The PraktikApp project, running from 1 October 2019 to 31 December 2022, aimed to create a “smart” table that could recognise objects placed on it and trigger corresponding applications, thereby enriching everyday domestic practices. The core technical contribution came from the company Nyris, which was responsible for developing and integrating machine‑learning models that detect avatars and determine their positions on the table. The project was carried out in close cooperation with the University of Siegen, Hochschule Düsseldorf (HSD), Häfele SE & Co KG, IOX GmbH, tennagels Medientechnik GmbH, and spek Design, with regular bi‑weekly teleconferences and annual in‑person workshops to coordinate progress.
Nyris delivered avatar‑recognition models in three successive phases. In the first year, a prototype was built that could recognise conical and cylindrical avatars. The initial training set was only partially annotated, and the model frequently confused cylinders with cones, especially from a top view, because the base areas were identical. Efforts to improve detection by enlarging the avatars in the second half of 2020 did not yield the expected gains, so new avatars were designed by spek Design. The dataset was re‑annotated with bounding boxes and the model was retrained multiple times, but limited data still constrained performance.
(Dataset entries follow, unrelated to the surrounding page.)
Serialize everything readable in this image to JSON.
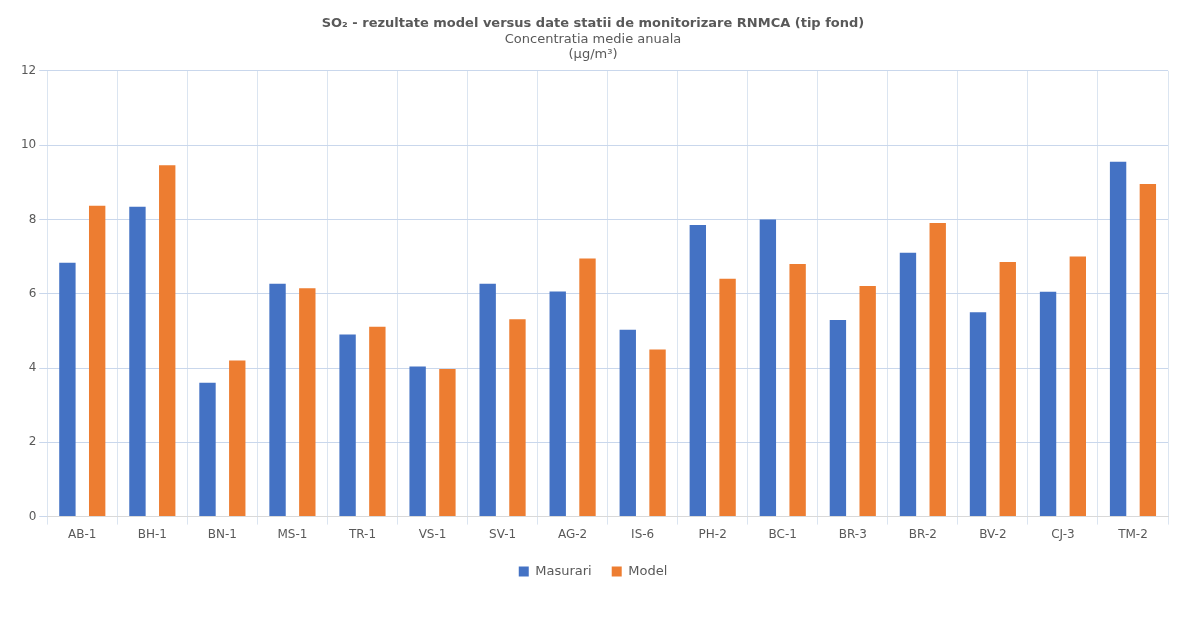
{
  "chart_data": {
    "type": "bar",
    "title": "SO₂ - rezultate model versus date statii de monitorizare RNMCA (tip fond)",
    "subtitle": "Concentratia medie anuala\n(µg/m³)",
    "categories": [
      "AB-1",
      "BH-1",
      "BN-1",
      "MS-1",
      "TR-1",
      "VS-1",
      "SV-1",
      "AG-2",
      "IS-6",
      "PH-2",
      "BC-1",
      "BR-3",
      "BR-2",
      "BV-2",
      "CJ-3",
      "TM-2"
    ],
    "series": [
      {
        "name": "Masurari",
        "color": "#4472c4",
        "values": [
          6.83,
          8.34,
          3.6,
          6.27,
          4.9,
          4.04,
          6.27,
          6.06,
          5.03,
          7.85,
          8.0,
          5.29,
          7.1,
          5.5,
          6.05,
          9.55
        ]
      },
      {
        "name": "Model",
        "color": "#ed7d31",
        "values": [
          8.37,
          9.46,
          4.2,
          6.15,
          5.11,
          3.97,
          5.31,
          6.95,
          4.5,
          6.4,
          6.8,
          6.21,
          7.9,
          6.85,
          7.0,
          8.95
        ]
      }
    ],
    "ylim": [
      0,
      12
    ],
    "yticks": [
      0,
      2,
      4,
      6,
      8,
      10,
      12
    ],
    "grid": true,
    "legend": "bottom"
  }
}
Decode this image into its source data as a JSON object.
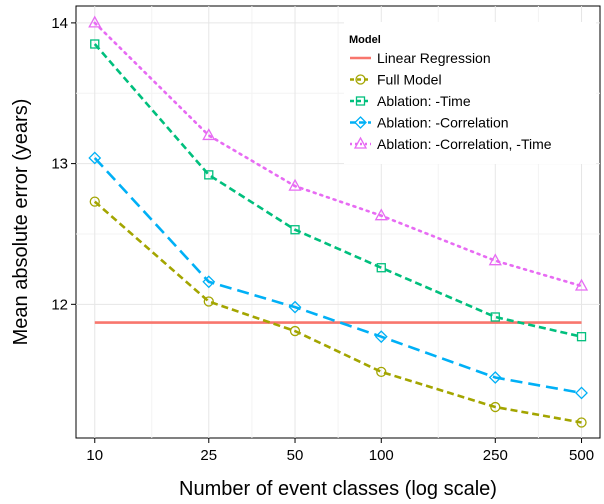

The most significant technical progress occurred in 2021 during the MK1 and MK2 phases. New avatars were introduced with distinctive visual features to enhance recognisability. After thorough annotation and cleaning, the data were formatted into JSON for training. The MK1 model achieved a mean average precision (mAP) of 96.5 % with an average inference time of 0.410 seconds. The subsequent MK2 model improved to 97.3 % mAP and reduced inference time to 0.245 seconds. MK2 proved robust under low‑light conditions and could detect small objects that were often invisible to the human eye. Further refinements included reducing the intensity of white light beneath avatars, which lowered false‑positive detections and further boosted accuracy.
In 2022, the project expanded the avatar set by adding new designs and removing two older ones. The updated model was retrained on the expanded dataset, which now included twelve new class labels such as “Ferris Wheel,” “Spider,” and various “memorabilia” states. The annotation process followed the same pipeline as earlier phases, ensuring consistency across the dataset. The final model maintained high precision while handling the increased class diversity.
Throughout the project, Nyris worked closely with HSD, which coordinated the technical integration of the overall system, and with spek Design, which supplied the avatar designs that the models needed to recognise. The University of Siegen led the project, organising the bi‑weekly meetings and annual workshops that facilitated continuous information exchange among all partners. The extended three‑month period at the end of 2022 allowed for final testing and validation of the smart table’s sensor‑based event triggering and application management capabilities.
In summary, the PraktikApp initiative successfully combined embedded sensor technology with advanced object‑recognition models, achieving a 97.3 % mAP and sub‑quarter‑second inference times. The collaborative effort among academic institutions, industry partners, and design studios produced a functional prototype of a smart table that can detect and respond to a diverse set of avatars, paving the way for future applications in domestic environments.